With the cuts necessary to maintain 11 mills, he didn’t know where the City would get even $90,000, Tom Moran, city manager said.
“I agree with Culley on this,” Brown said. “I want to see money in the budget for preschool.
“I agree Kawerak has a little more money to play with than Nome Preschool Association,” said. He then introduced a motion to insert $40,000 into the general fund budget for Nome Preschool Association to use as they saw fit.
Sparks wanted to wait a couple of weeks to see how the governor’s budget came out. There was no plan for the $40,000, Andersen said. “I want to see more. I would like to see the whole plan.”
Nome Preschool had a plan and had presented it at an earlier work session, Culley said. Parents volunteered. “Nome Preschool fundraises like no other organization in this town,” he said. “It’s not like they are going to waste [the money],” he said.
Tobin wanted to know the source of the $40,000. Brown’s motion failed. However, he succeeded in getting a commitment to insert the $40,000 in the Special Revenue Fund Budget through the Norton Sound Economic Development Corp Community Benefit Share, stemming from tie vote of 3-3 with Mayor Richard Beneville breaking the impasse with a yes vote.
All in all, the Council achieved second reading and final passage of seven City of Nome budget measures:
General Fund Budget $11,053,073.
School Debt Service Fund Budget, $590,626.
Special Revenue Fund Budget, $280,650.
Capital Projects Fund Budget, 41,384,619.
Construction Capital Projects Fund Budget, $20,000.
Port of Nome Fund Budget, $1,888,000.
Port of Nome Capital Projects Fund Budget, $3,893,300.
In other business, the Council turned down another appeal from Norton Sound Health Corp. to waive failure submit its annual sales tax exemption application by the Jan. 1 deadline and to refund any sales tax the corporation paid so far this year. As a result, NSHC lost its sales tax exemption on purchases.
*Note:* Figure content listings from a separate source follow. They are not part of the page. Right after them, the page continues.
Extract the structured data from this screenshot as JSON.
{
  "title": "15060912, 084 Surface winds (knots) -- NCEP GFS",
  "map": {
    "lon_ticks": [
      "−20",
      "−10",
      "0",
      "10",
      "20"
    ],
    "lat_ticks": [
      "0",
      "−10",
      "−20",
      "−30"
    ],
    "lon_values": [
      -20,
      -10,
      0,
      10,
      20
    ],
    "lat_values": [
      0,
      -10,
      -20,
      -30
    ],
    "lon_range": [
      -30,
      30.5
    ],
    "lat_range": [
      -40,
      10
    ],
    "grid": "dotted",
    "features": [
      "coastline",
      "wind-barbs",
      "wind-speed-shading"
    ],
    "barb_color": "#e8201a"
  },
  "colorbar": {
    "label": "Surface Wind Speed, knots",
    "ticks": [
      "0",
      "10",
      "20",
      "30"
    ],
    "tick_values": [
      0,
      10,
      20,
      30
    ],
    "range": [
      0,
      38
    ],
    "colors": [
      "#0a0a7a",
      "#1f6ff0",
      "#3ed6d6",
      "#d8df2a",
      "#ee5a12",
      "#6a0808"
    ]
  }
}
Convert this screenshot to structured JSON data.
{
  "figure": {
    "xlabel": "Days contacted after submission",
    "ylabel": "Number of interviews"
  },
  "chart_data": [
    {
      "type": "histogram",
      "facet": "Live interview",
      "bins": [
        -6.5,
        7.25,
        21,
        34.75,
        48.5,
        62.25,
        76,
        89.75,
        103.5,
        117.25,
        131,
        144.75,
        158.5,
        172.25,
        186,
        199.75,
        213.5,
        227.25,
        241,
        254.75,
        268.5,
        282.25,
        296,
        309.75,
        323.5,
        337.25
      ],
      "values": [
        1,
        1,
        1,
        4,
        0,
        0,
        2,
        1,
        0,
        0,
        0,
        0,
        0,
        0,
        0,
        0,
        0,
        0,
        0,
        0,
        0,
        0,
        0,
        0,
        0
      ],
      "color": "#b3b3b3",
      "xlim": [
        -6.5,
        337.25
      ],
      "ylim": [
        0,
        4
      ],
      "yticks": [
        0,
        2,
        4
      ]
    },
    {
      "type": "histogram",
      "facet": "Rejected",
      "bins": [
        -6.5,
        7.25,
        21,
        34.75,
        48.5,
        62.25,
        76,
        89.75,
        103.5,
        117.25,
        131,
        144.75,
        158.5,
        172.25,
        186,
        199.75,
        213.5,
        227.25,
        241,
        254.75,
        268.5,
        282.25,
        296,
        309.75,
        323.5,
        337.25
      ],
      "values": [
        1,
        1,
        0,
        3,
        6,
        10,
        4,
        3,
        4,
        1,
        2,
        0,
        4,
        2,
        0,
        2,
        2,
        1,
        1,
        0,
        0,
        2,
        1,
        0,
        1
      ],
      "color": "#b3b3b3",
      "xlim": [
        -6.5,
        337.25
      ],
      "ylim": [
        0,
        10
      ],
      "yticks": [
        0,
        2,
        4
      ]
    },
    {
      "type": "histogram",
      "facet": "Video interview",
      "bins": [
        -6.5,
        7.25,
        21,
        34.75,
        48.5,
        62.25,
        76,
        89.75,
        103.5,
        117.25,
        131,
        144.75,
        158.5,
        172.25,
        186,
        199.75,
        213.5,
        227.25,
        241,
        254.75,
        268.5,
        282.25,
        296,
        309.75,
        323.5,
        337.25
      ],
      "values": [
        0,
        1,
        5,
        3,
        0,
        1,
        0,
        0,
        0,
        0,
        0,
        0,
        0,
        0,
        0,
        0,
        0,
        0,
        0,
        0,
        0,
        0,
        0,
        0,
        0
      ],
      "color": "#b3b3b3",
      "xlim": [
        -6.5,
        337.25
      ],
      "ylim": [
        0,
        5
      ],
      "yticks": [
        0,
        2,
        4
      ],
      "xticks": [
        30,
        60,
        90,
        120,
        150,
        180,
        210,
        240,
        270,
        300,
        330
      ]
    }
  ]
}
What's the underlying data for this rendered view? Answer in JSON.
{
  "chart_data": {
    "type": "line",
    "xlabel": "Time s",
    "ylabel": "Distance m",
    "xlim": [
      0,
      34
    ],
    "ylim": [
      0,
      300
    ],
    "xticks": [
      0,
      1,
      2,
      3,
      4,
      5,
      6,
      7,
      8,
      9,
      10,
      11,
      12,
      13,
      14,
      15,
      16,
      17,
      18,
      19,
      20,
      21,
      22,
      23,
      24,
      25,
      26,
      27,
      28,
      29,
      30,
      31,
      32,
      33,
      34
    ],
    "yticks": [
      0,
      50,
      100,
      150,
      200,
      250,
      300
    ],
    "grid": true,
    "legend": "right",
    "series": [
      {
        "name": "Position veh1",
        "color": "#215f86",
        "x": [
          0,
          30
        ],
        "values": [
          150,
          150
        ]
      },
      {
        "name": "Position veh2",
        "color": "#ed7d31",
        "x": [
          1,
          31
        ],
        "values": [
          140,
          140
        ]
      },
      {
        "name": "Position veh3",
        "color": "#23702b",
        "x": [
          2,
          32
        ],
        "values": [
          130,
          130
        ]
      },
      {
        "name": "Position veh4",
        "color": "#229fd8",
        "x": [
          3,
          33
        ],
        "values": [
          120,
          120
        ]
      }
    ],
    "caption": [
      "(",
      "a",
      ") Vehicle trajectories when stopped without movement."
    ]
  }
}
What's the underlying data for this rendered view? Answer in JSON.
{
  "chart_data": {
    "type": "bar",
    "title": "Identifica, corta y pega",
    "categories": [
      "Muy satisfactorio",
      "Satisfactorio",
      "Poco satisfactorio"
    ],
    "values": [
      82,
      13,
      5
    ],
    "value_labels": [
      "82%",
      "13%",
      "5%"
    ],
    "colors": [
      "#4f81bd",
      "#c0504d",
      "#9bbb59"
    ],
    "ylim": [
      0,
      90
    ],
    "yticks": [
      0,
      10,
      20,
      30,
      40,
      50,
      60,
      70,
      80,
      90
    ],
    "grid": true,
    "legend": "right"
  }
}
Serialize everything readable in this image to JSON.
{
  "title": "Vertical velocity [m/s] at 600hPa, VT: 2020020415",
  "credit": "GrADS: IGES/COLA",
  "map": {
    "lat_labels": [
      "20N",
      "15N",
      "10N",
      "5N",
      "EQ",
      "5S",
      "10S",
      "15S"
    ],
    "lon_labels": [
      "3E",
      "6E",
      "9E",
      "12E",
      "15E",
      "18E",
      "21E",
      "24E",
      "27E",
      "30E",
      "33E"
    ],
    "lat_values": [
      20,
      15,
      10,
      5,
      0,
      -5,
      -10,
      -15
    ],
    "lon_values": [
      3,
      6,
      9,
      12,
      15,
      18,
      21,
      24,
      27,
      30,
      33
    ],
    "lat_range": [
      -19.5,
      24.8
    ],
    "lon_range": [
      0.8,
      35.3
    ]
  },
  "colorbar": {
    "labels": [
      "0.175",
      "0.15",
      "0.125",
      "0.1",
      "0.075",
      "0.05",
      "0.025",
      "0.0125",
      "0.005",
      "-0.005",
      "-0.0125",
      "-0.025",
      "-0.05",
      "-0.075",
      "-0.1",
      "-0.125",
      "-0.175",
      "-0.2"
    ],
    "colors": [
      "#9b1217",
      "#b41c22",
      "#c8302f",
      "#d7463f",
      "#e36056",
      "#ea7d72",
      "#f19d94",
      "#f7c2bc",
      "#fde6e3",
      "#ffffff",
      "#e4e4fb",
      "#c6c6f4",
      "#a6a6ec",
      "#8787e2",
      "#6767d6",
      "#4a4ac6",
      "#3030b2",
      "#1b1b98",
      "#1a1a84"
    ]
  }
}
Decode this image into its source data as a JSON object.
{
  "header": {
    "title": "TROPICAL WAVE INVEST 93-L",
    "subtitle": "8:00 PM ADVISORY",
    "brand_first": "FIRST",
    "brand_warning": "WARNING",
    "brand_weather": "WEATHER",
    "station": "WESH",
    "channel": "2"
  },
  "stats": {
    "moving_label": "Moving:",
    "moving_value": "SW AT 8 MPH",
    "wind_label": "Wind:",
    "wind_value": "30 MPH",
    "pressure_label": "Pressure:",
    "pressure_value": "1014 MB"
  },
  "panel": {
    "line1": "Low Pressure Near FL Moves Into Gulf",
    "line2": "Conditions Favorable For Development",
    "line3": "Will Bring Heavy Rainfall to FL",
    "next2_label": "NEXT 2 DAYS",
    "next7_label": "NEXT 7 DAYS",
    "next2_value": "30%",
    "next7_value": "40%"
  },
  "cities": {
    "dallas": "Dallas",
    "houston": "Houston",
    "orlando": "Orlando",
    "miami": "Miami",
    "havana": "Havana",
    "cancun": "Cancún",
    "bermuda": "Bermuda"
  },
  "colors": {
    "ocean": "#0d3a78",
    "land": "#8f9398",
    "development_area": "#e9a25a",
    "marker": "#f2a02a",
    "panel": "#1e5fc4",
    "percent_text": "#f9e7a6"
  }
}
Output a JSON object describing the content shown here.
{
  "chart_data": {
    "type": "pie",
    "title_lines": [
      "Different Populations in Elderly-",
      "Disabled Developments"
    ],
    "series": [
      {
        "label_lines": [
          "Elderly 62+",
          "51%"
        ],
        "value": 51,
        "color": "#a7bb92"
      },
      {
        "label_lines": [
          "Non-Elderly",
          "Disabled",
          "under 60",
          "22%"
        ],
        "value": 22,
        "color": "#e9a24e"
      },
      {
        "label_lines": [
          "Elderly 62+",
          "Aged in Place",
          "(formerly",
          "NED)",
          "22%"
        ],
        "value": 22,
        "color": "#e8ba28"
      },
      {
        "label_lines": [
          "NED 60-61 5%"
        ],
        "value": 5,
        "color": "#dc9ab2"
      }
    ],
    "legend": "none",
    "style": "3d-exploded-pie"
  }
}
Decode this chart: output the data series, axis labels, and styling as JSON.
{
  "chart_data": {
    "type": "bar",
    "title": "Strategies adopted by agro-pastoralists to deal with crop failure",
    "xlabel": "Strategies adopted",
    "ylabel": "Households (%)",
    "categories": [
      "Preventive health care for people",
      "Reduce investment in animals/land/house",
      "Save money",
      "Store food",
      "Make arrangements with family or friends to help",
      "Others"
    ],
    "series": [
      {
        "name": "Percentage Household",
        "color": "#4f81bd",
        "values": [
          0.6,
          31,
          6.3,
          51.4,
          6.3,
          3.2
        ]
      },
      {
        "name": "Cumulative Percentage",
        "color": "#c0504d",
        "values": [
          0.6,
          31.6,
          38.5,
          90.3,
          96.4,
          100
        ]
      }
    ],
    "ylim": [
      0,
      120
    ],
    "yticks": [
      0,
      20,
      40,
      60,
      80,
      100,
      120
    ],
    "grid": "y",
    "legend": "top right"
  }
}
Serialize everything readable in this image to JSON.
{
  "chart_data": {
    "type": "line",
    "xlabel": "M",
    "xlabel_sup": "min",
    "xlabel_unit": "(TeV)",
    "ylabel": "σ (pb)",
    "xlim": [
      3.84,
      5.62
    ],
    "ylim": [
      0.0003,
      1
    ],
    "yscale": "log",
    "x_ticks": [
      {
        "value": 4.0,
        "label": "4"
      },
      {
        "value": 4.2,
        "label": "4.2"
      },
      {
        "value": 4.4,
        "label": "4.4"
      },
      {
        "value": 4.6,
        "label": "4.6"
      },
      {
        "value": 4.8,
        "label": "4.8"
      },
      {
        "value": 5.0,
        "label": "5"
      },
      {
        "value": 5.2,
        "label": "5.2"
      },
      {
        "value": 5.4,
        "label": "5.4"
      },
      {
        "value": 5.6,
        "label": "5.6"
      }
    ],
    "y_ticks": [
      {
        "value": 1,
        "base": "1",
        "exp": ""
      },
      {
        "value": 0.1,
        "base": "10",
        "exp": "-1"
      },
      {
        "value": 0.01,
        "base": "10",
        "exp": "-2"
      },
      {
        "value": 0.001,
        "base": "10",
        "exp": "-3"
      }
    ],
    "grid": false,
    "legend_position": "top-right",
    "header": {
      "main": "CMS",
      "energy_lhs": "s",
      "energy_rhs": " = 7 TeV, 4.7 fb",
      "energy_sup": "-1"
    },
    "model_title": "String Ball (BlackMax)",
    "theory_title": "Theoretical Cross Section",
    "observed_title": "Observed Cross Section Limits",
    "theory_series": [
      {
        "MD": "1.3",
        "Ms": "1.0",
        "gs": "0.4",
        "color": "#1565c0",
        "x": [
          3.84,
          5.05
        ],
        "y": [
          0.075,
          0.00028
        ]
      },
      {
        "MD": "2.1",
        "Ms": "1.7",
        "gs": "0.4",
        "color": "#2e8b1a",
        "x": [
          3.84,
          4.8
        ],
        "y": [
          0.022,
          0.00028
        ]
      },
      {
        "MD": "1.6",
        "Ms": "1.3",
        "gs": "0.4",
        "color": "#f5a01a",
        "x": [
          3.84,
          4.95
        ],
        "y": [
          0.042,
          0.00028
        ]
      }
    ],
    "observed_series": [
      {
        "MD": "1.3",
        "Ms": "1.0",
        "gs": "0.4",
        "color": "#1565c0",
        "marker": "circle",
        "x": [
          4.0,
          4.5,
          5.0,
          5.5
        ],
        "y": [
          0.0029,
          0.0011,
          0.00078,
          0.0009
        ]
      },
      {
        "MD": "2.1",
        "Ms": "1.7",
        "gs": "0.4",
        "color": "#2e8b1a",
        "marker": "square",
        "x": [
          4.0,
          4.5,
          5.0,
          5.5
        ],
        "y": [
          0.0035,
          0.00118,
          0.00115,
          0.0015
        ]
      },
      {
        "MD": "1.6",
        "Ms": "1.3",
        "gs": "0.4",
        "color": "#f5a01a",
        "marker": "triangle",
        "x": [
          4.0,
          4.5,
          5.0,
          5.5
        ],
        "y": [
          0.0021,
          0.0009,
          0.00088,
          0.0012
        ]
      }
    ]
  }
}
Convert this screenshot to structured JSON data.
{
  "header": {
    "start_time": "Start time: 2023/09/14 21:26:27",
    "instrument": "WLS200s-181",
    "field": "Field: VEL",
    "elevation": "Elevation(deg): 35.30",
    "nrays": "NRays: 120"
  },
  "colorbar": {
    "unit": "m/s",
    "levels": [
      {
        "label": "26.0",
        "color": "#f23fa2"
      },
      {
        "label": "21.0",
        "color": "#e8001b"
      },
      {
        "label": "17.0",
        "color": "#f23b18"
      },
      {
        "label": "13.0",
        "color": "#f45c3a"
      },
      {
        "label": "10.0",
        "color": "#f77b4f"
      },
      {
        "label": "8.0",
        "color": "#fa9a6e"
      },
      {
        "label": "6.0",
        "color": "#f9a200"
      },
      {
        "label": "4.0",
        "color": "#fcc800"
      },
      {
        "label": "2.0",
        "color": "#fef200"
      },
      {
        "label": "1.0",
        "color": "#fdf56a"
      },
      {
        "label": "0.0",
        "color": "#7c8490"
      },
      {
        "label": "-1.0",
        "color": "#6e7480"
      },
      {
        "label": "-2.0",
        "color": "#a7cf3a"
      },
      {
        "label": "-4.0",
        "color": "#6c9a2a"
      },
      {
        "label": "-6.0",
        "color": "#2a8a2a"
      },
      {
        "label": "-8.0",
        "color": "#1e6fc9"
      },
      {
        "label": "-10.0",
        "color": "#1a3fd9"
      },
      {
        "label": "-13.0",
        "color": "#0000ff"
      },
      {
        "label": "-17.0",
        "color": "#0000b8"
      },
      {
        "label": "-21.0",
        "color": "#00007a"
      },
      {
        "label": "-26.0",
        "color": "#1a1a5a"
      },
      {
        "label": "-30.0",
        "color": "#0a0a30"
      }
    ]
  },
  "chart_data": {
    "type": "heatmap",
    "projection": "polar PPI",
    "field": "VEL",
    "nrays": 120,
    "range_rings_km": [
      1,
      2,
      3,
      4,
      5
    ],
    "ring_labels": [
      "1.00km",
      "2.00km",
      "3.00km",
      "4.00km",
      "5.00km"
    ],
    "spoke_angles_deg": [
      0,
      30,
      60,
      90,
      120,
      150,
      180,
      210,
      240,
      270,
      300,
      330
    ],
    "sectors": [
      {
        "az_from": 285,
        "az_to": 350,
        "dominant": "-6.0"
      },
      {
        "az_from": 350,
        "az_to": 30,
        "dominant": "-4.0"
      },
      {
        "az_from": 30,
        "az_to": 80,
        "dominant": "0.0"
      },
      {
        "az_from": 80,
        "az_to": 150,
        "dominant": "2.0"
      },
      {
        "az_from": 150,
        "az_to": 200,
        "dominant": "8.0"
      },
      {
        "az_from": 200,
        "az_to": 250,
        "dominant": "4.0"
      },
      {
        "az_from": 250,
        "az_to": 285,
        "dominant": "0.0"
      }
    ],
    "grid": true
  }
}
The application fell through the cracks as the corporation had employee turnover exacerbated by leaves of absences by a couple of employees working in the finance division, Angela Gorn, CEO and president, said in her letter.
Because most vendors assumed NSHC still had the exemption, NSHC had paid no sales tax in the first three months of this year. Therefore, the Council had ruled the organization would have an exemption for the first half of the year and as a penalty, pay sales tax from July 1 through Dec. 31. The Council reaffirmed that decision taken at its May 23 meeting.
Mayor Richard Beneville nominated candidates for a pair of vacancies on commissions. The Council ratified his choice of Rob Cahoon for Nome Planning Commission and Doug Johnson for the Nome Port Commission. Both are incumbents who refiled for their terms expiring this month. Judy Martinson had applied for the NPC after the deadline; Beneville also considered applications from Thomas Okleasik and Patty Lillie whose applications had been submitted earlier this year for other vacancies. He cited Cahoon’s three years’ service on the NPC and “doing a good job.”
A group from the U.S. Coast Guard, along with representatives from state Department of Environmental Conservation and Alaska Chadux previewed a seminar concerning seasonal operations in the region slated for June 14 and 15. The seminar was to feature a day in the classroom and then an outing to see the placement of a containment boom near Hastings.
Citizen Pearl Johnson in a letter expressed displeasure with littering in Nome and the absence of a public restroom downtown.
Citizen Rodney Jones took the podium during citizens’ comment period and registered indignation concerning what he deemed rude and aggressive behavior by a City employee directing him to move cars in the RJ’s Auto neighborhood. The situation would be handled in house, Tom Moran, city manager said.